Keep track of compatibility #

Don’t forget to keep track of compatibility between different service versions. This is easily forgettable as developers tend to write the code and test it on the latest version. One of the benefit of microservices is that you can deploy services independently. That means that inevitably there will be different versions on different environments. You need to keep track of version compatibility (simple excell sheet will suffice) so dependant services will be deployed together and compatibility between services will be maintained on environments. Non-compatible services can make a hell of their own.

Fallacies of distributed systems #

As microservices are distributed systems, the same rules and difficulties apply. Knowledge of distributed systems can help you a lot when designing and implementing your microservices. The same fallacies also apply, which are well-know for distributed systems. If you want to help yourself and your team, print the fallacies on a paper and put them somewhere visible, so you will always be reminded of them. Some of them are mentioned in this blogpost.

Don’t reinvent the wheel #

Don’t reinvent the wheel. It’s as simple as that, but I will provide at least a bit of context: There are lot tools and libraries out there which can help you in your journey. You should focus on business logic as much as possible, not on developing a way to retry failed requests, as most of those problems are encountered by other people to, which created tools to overcome them, such as Smallrye Fault Tolerance or Resilience4J. Do a quick Google or StackOverflow search before diving in code, maybe someone has thought of better solution than you.

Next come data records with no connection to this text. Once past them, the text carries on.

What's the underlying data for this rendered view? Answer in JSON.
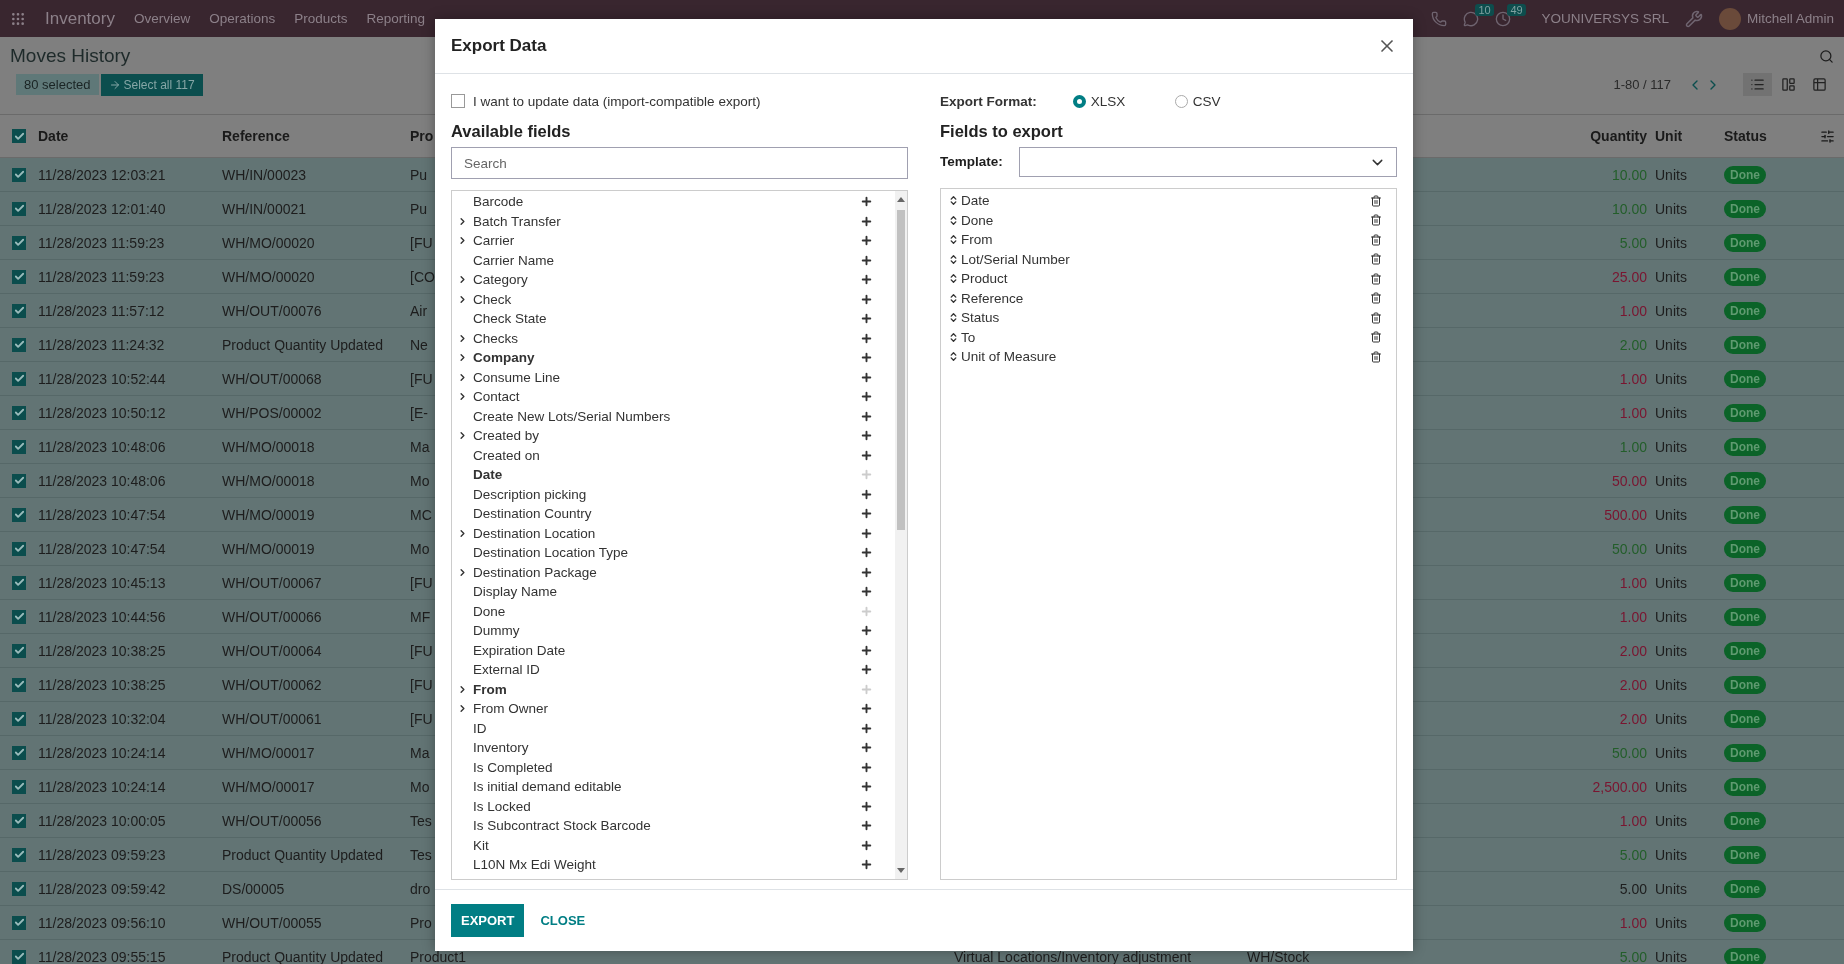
{
  "navbar": {
    "app": "Inventory",
    "menus": [
      "Overview",
      "Operations",
      "Products",
      "Reporting"
    ],
    "badges": [
      {
        "kind": "chat",
        "count": "10"
      },
      {
        "kind": "clock",
        "count": "49"
      }
    ],
    "company": "YOUNIVERSYS SRL",
    "user": "Mitchell Admin"
  },
  "control_panel": {
    "title": "Moves History",
    "selected_count": "80 selected",
    "select_all": "Select all 117",
    "pager": "1-80 / 117",
    "views": [
      {
        "kind": "list",
        "selected": true
      },
      {
        "kind": "kanban",
        "selected": false
      },
      {
        "kind": "pivot",
        "selected": false
      }
    ]
  },
  "table": {
    "all_checked": true,
    "columns": [
      "Date",
      "Reference",
      "Pro",
      "Quantity",
      "Unit",
      "Status"
    ],
    "rows": [
      {
        "selected": true,
        "date": "11/28/2023 12:03:21",
        "reference": "WH/IN/00023",
        "product": "Pu",
        "quantity": "10.00",
        "kind": "in",
        "unit": "Units",
        "status": "Done"
      },
      {
        "selected": true,
        "date": "11/28/2023 12:01:40",
        "reference": "WH/IN/00021",
        "product": "Pu",
        "quantity": "10.00",
        "kind": "in",
        "unit": "Units",
        "status": "Done"
      },
      {
        "selected": true,
        "date": "11/28/2023 11:59:23",
        "reference": "WH/MO/00020",
        "product": "[FU",
        "quantity": "5.00",
        "kind": "in",
        "unit": "Units",
        "status": "Done"
      },
      {
        "selected": true,
        "date": "11/28/2023 11:59:23",
        "reference": "WH/MO/00020",
        "product": "[CO",
        "quantity": "25.00",
        "kind": "out",
        "unit": "Units",
        "status": "Done"
      },
      {
        "selected": true,
        "date": "11/28/2023 11:57:12",
        "reference": "WH/OUT/00076",
        "product": "Air",
        "quantity": "1.00",
        "kind": "out",
        "unit": "Units",
        "status": "Done"
      },
      {
        "selected": true,
        "date": "11/28/2023 11:24:32",
        "reference": "Product Quantity Updated",
        "product": "Ne",
        "quantity": "2.00",
        "kind": "in",
        "unit": "Units",
        "status": "Done"
      },
      {
        "selected": true,
        "date": "11/28/2023 10:52:44",
        "reference": "WH/OUT/00068",
        "product": "[FU",
        "quantity": "1.00",
        "kind": "out",
        "unit": "Units",
        "status": "Done"
      },
      {
        "selected": true,
        "date": "11/28/2023 10:50:12",
        "reference": "WH/POS/00002",
        "product": "[E-",
        "quantity": "1.00",
        "kind": "out",
        "unit": "Units",
        "status": "Done"
      },
      {
        "selected": true,
        "date": "11/28/2023 10:48:06",
        "reference": "WH/MO/00018",
        "product": "Ma",
        "quantity": "1.00",
        "kind": "in",
        "unit": "Units",
        "status": "Done"
      },
      {
        "selected": true,
        "date": "11/28/2023 10:48:06",
        "reference": "WH/MO/00018",
        "product": "Mo",
        "quantity": "50.00",
        "kind": "out",
        "unit": "Units",
        "status": "Done"
      },
      {
        "selected": true,
        "date": "11/28/2023 10:47:54",
        "reference": "WH/MO/00019",
        "product": "MC",
        "quantity": "500.00",
        "kind": "out",
        "unit": "Units",
        "status": "Done"
      },
      {
        "selected": true,
        "date": "11/28/2023 10:47:54",
        "reference": "WH/MO/00019",
        "product": "Mo",
        "quantity": "50.00",
        "kind": "in",
        "unit": "Units",
        "status": "Done"
      },
      {
        "selected": true,
        "date": "11/28/2023 10:45:13",
        "reference": "WH/OUT/00067",
        "product": "[FU",
        "quantity": "1.00",
        "kind": "out",
        "unit": "Units",
        "status": "Done"
      },
      {
        "selected": true,
        "date": "11/28/2023 10:44:56",
        "reference": "WH/OUT/00066",
        "product": "MF",
        "quantity": "1.00",
        "kind": "out",
        "unit": "Units",
        "status": "Done"
      },
      {
        "selected": true,
        "date": "11/28/2023 10:38:25",
        "reference": "WH/OUT/00064",
        "product": "[FU",
        "quantity": "2.00",
        "kind": "out",
        "unit": "Units",
        "status": "Done"
      },
      {
        "selected": true,
        "date": "11/28/2023 10:38:25",
        "reference": "WH/OUT/00062",
        "product": "[FU",
        "quantity": "2.00",
        "kind": "out",
        "unit": "Units",
        "status": "Done"
      },
      {
        "selected": true,
        "date": "11/28/2023 10:32:04",
        "reference": "WH/OUT/00061",
        "product": "[FU",
        "quantity": "2.00",
        "kind": "out",
        "unit": "Units",
        "status": "Done"
      },
      {
        "selected": true,
        "date": "11/28/2023 10:24:14",
        "reference": "WH/MO/00017",
        "product": "Ma",
        "quantity": "50.00",
        "kind": "in",
        "unit": "Units",
        "status": "Done"
      },
      {
        "selected": true,
        "date": "11/28/2023 10:24:14",
        "reference": "WH/MO/00017",
        "product": "Mo",
        "quantity": "2,500.00",
        "kind": "out",
        "unit": "Units",
        "status": "Done"
      },
      {
        "selected": true,
        "date": "11/28/2023 10:00:05",
        "reference": "WH/OUT/00056",
        "product": "Tes",
        "quantity": "1.00",
        "kind": "out",
        "unit": "Units",
        "status": "Done"
      },
      {
        "selected": true,
        "date": "11/28/2023 09:59:23",
        "reference": "Product Quantity Updated",
        "product": "Tes",
        "quantity": "5.00",
        "kind": "in",
        "unit": "Units",
        "status": "Done"
      },
      {
        "selected": true,
        "date": "11/28/2023 09:59:42",
        "reference": "DS/00005",
        "product": "dro",
        "quantity": "5.00",
        "kind": "internal",
        "unit": "Units",
        "status": "Done"
      },
      {
        "selected": true,
        "date": "11/28/2023 09:56:10",
        "reference": "WH/OUT/00055",
        "product": "Pro",
        "quantity": "1.00",
        "kind": "out",
        "unit": "Units",
        "status": "Done"
      },
      {
        "selected": true,
        "date": "11/28/2023 09:55:15",
        "reference": "Product Quantity Updated",
        "product": "Product1",
        "from": "Virtual Locations/Inventory adjustment",
        "to": "WH/Stock",
        "quantity": "5.00",
        "kind": "in",
        "unit": "Units",
        "status": "Done"
      }
    ]
  },
  "dialog": {
    "title": "Export Data",
    "import_compatible": {
      "label": "I want to update data (import-compatible export)",
      "checked": false
    },
    "format_label": "Export Format:",
    "formats": [
      {
        "label": "XLSX",
        "selected": true
      },
      {
        "label": "CSV",
        "selected": false
      }
    ],
    "available_title": "Available fields",
    "search": {
      "placeholder": "Search"
    },
    "available_fields": [
      {
        "label": "Barcode",
        "expandable": false,
        "required": false,
        "added": false
      },
      {
        "label": "Batch Transfer",
        "expandable": true,
        "required": false,
        "added": false
      },
      {
        "label": "Carrier",
        "expandable": true,
        "required": false,
        "added": false
      },
      {
        "label": "Carrier Name",
        "expandable": false,
        "required": false,
        "added": false
      },
      {
        "label": "Category",
        "expandable": true,
        "required": false,
        "added": false
      },
      {
        "label": "Check",
        "expandable": true,
        "required": false,
        "added": false
      },
      {
        "label": "Check State",
        "expandable": false,
        "required": false,
        "added": false
      },
      {
        "label": "Checks",
        "expandable": true,
        "required": false,
        "added": false
      },
      {
        "label": "Company",
        "expandable": true,
        "required": true,
        "added": false
      },
      {
        "label": "Consume Line",
        "expandable": true,
        "required": false,
        "added": false
      },
      {
        "label": "Contact",
        "expandable": true,
        "required": false,
        "added": false
      },
      {
        "label": "Create New Lots/Serial Numbers",
        "expandable": false,
        "required": false,
        "added": false
      },
      {
        "label": "Created by",
        "expandable": true,
        "required": false,
        "added": false
      },
      {
        "label": "Created on",
        "expandable": false,
        "required": false,
        "added": false
      },
      {
        "label": "Date",
        "expandable": false,
        "required": true,
        "added": true
      },
      {
        "label": "Description picking",
        "expandable": false,
        "required": false,
        "added": false
      },
      {
        "label": "Destination Country",
        "expandable": false,
        "required": false,
        "added": false
      },
      {
        "label": "Destination Location",
        "expandable": true,
        "required": false,
        "added": false
      },
      {
        "label": "Destination Location Type",
        "expandable": false,
        "required": false,
        "added": false
      },
      {
        "label": "Destination Package",
        "expandable": true,
        "required": false,
        "added": false
      },
      {
        "label": "Display Name",
        "expandable": false,
        "required": false,
        "added": false
      },
      {
        "label": "Done",
        "expandable": false,
        "required": false,
        "added": true
      },
      {
        "label": "Dummy",
        "expandable": false,
        "required": false,
        "added": false
      },
      {
        "label": "Expiration Date",
        "expandable": false,
        "required": false,
        "added": false
      },
      {
        "label": "External ID",
        "expandable": false,
        "required": false,
        "added": false
      },
      {
        "label": "From",
        "expandable": true,
        "required": true,
        "added": true
      },
      {
        "label": "From Owner",
        "expandable": true,
        "required": false,
        "added": false
      },
      {
        "label": "ID",
        "expandable": false,
        "required": false,
        "added": false
      },
      {
        "label": "Inventory",
        "expandable": false,
        "required": false,
        "added": false
      },
      {
        "label": "Is Completed",
        "expandable": false,
        "required": false,
        "added": false
      },
      {
        "label": "Is initial demand editable",
        "expandable": false,
        "required": false,
        "added": false
      },
      {
        "label": "Is Locked",
        "expandable": false,
        "required": false,
        "added": false
      },
      {
        "label": "Is Subcontract Stock Barcode",
        "expandable": false,
        "required": false,
        "added": false
      },
      {
        "label": "Kit",
        "expandable": false,
        "required": false,
        "added": false
      },
      {
        "label": "L10N Mx Edi Weight",
        "expandable": false,
        "required": false,
        "added": false
      }
    ],
    "export_title": "Fields to export",
    "template_label": "Template:",
    "export_fields": [
      "Date",
      "Done",
      "From",
      "Lot/Serial Number",
      "Product",
      "Reference",
      "Status",
      "To",
      "Unit of Measure"
    ],
    "buttons": [
      {
        "kind": "primary",
        "label": "EXPORT"
      },
      {
        "kind": "link",
        "label": "CLOSE"
      }
    ]
  }
}
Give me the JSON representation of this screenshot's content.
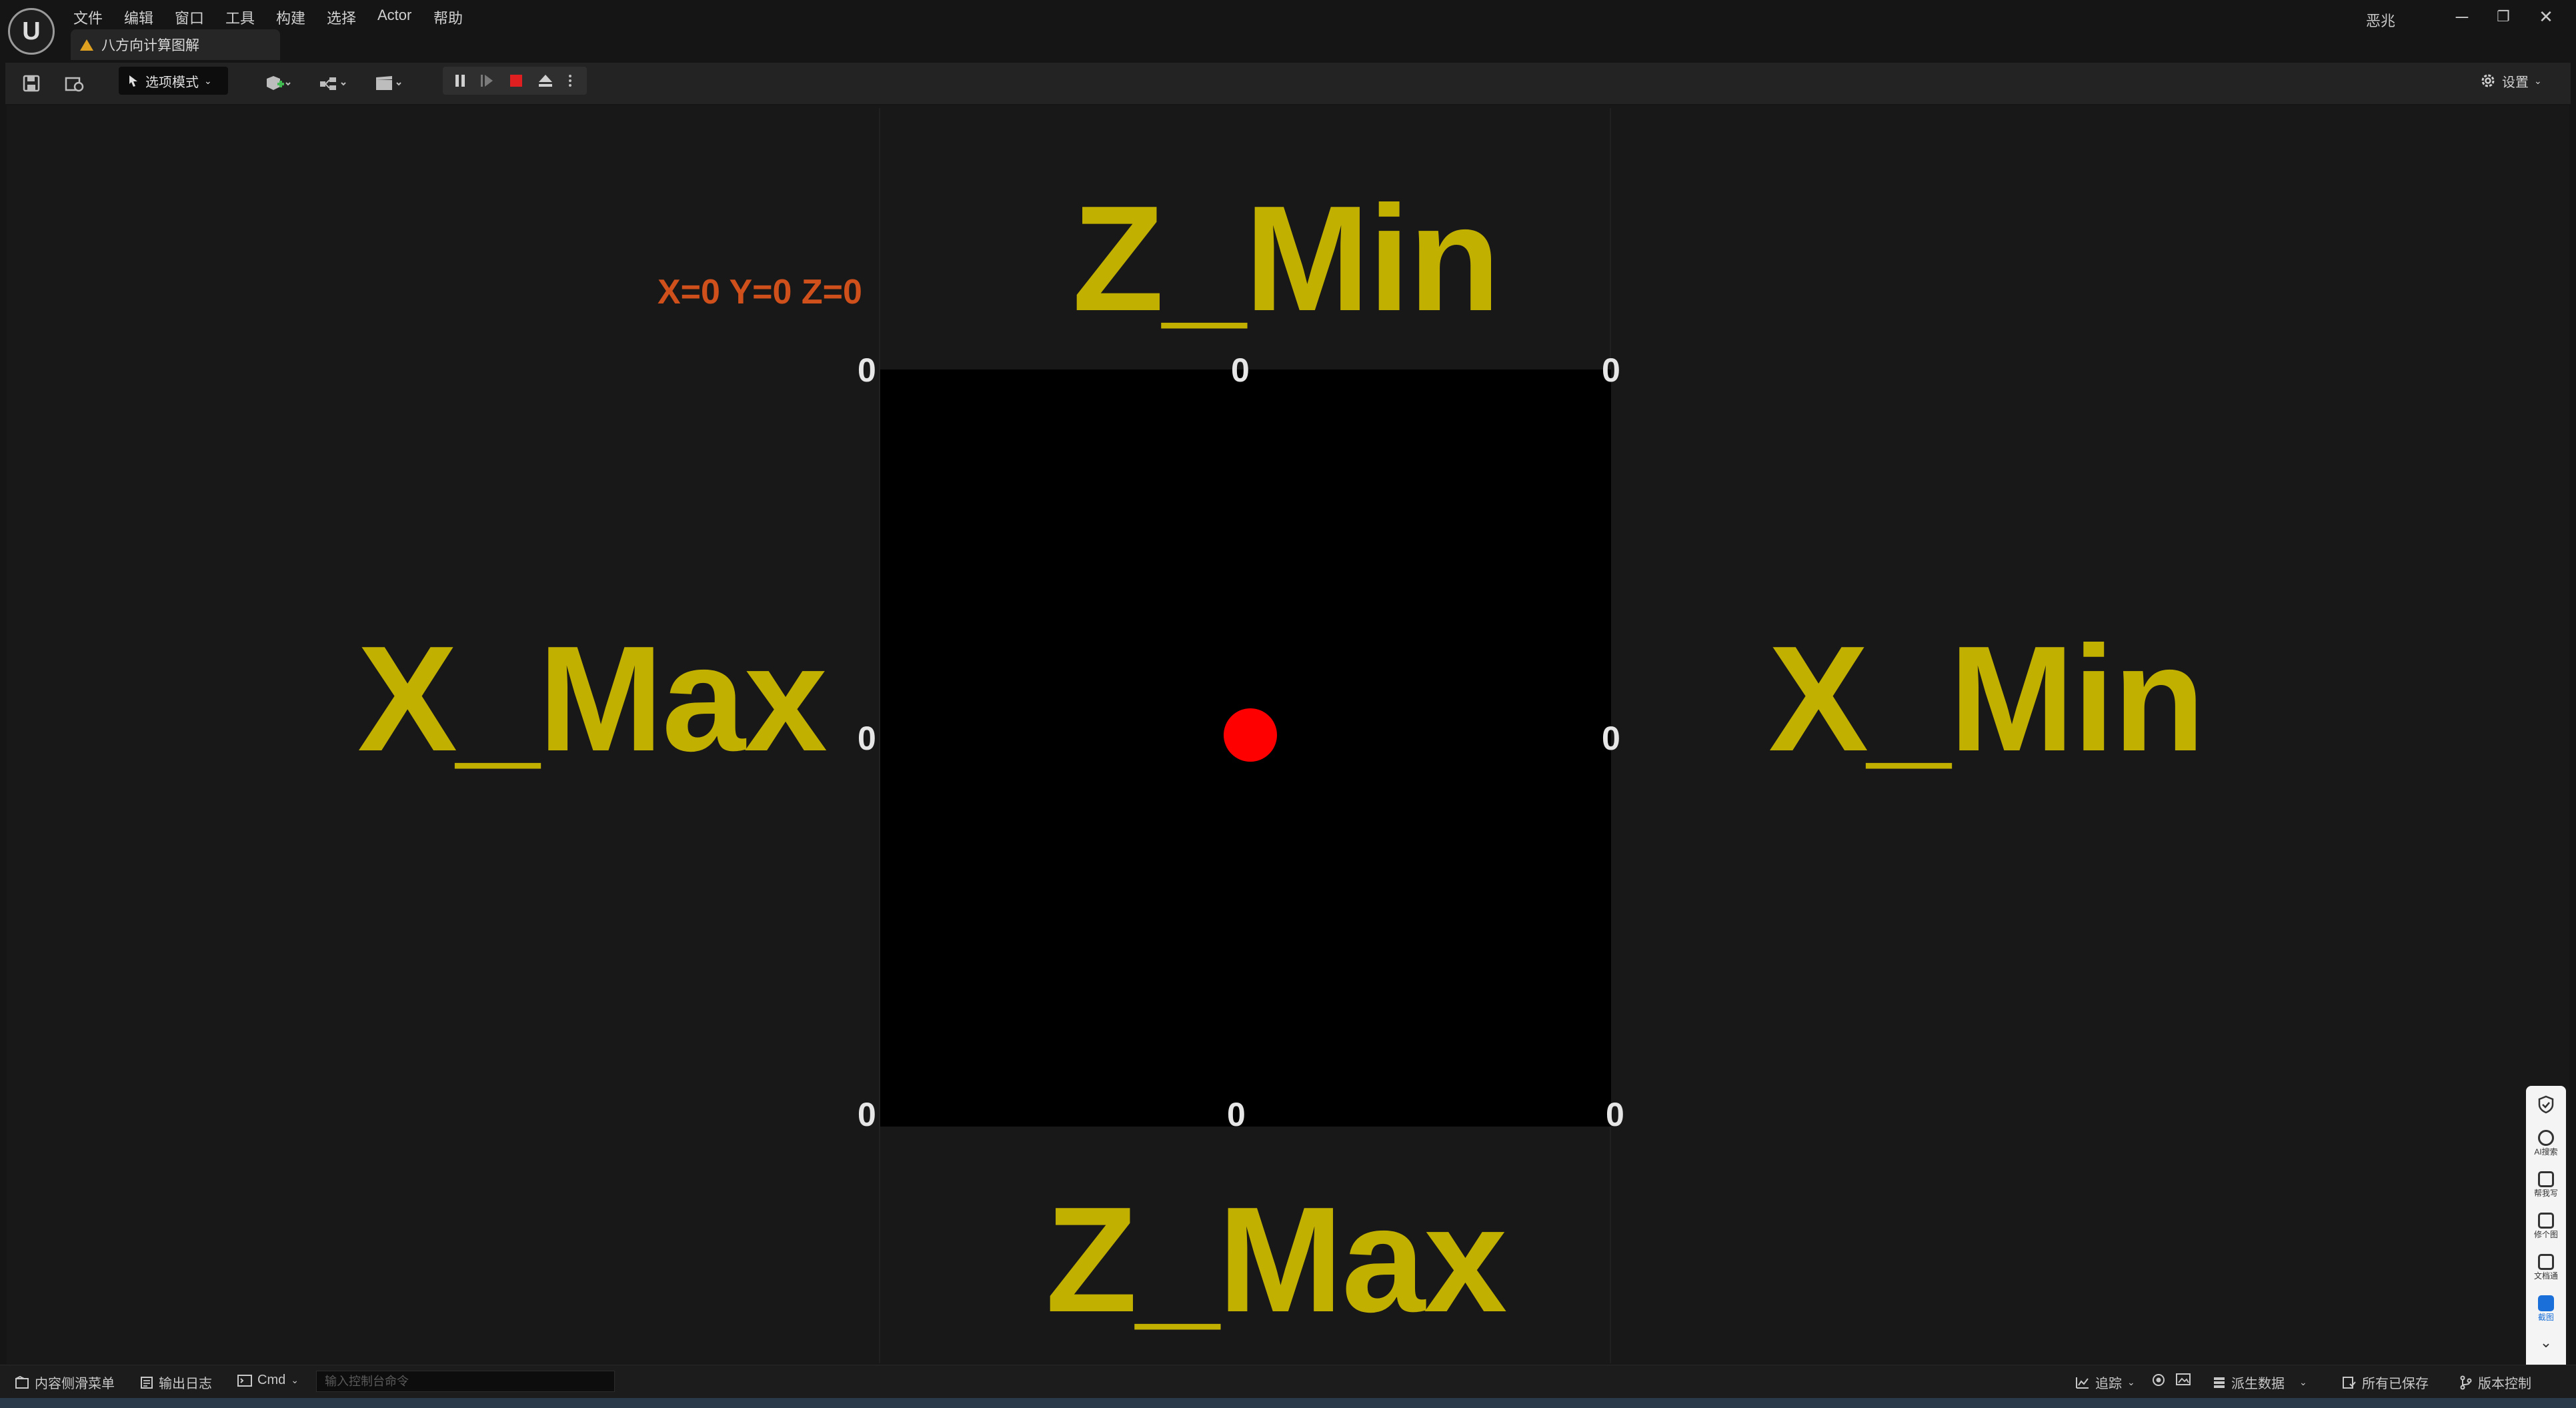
{
  "app": {
    "logo_text": "U",
    "menu": [
      "文件",
      "编辑",
      "窗口",
      "工具",
      "构建",
      "选择",
      "Actor",
      "帮助"
    ],
    "document_tab": "八方向计算图解",
    "user": "恶兆",
    "window_controls": [
      "─",
      "❐",
      "✕"
    ]
  },
  "toolbar": {
    "save_icon": "save-icon",
    "mode_label": "选项模式",
    "settings_label": "设置",
    "play_controls": [
      "pause",
      "step",
      "stop",
      "eject",
      "more"
    ],
    "stop_color": "#e02020"
  },
  "viewport": {
    "coord_label": "X=0 Y=0 Z=0",
    "labels": {
      "z_min": "Z_Min",
      "z_max": "Z_Max",
      "x_max": "X_Max",
      "x_min": "X_Min"
    },
    "grid_values": {
      "top_left": "0",
      "top_center": "0",
      "top_right": "0",
      "mid_left": "0",
      "mid_right": "0",
      "bottom_left": "0",
      "bottom_center": "0",
      "bottom_right": "0"
    },
    "label_color": "#c2b000",
    "dot_color": "#ff0000"
  },
  "side_panel": {
    "items": [
      "AI搜索",
      "帮我写",
      "修个图",
      "文档通",
      "截图"
    ]
  },
  "statusbar": {
    "content_drawer": "内容侧滑菜单",
    "output_log": "输出日志",
    "cmd": "Cmd",
    "cmd_placeholder": "输入控制台命令",
    "trace": "追踪",
    "derived_data": "派生数据",
    "all_saved": "所有已保存",
    "source_control": "版本控制"
  }
}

Don’t be scared to go back #

Even if your plan is good, your architecture is effective, and it makes sense to you, you may be proven wrong by production environments. The chances are not everything will work the way you want it to work. If microservices are not a good fit, don’t be scared to try different architecture, or even go back to the old monolith. It takes a good developer to accept that things are not working, and they were better before, so dust off your monolith and provide the best service to your clients and customers. Even if you end up with distributed monolith at the end, that doesn’t have to be a bad thing, it just needs to make sense for your project.

Conclusion #

In this post I’ve covered most common pitfalls and problems when writing microservices. While you will encounter most of them, I hope this post will be helpful providing some solutions and a way to avoid them. It’s best to keep this points on your mind while developing and designing the system. Anticipation of the problems will help you a lot in the design. This is the final post in this series on microservice architecture and I hope you have some take-away knowledge.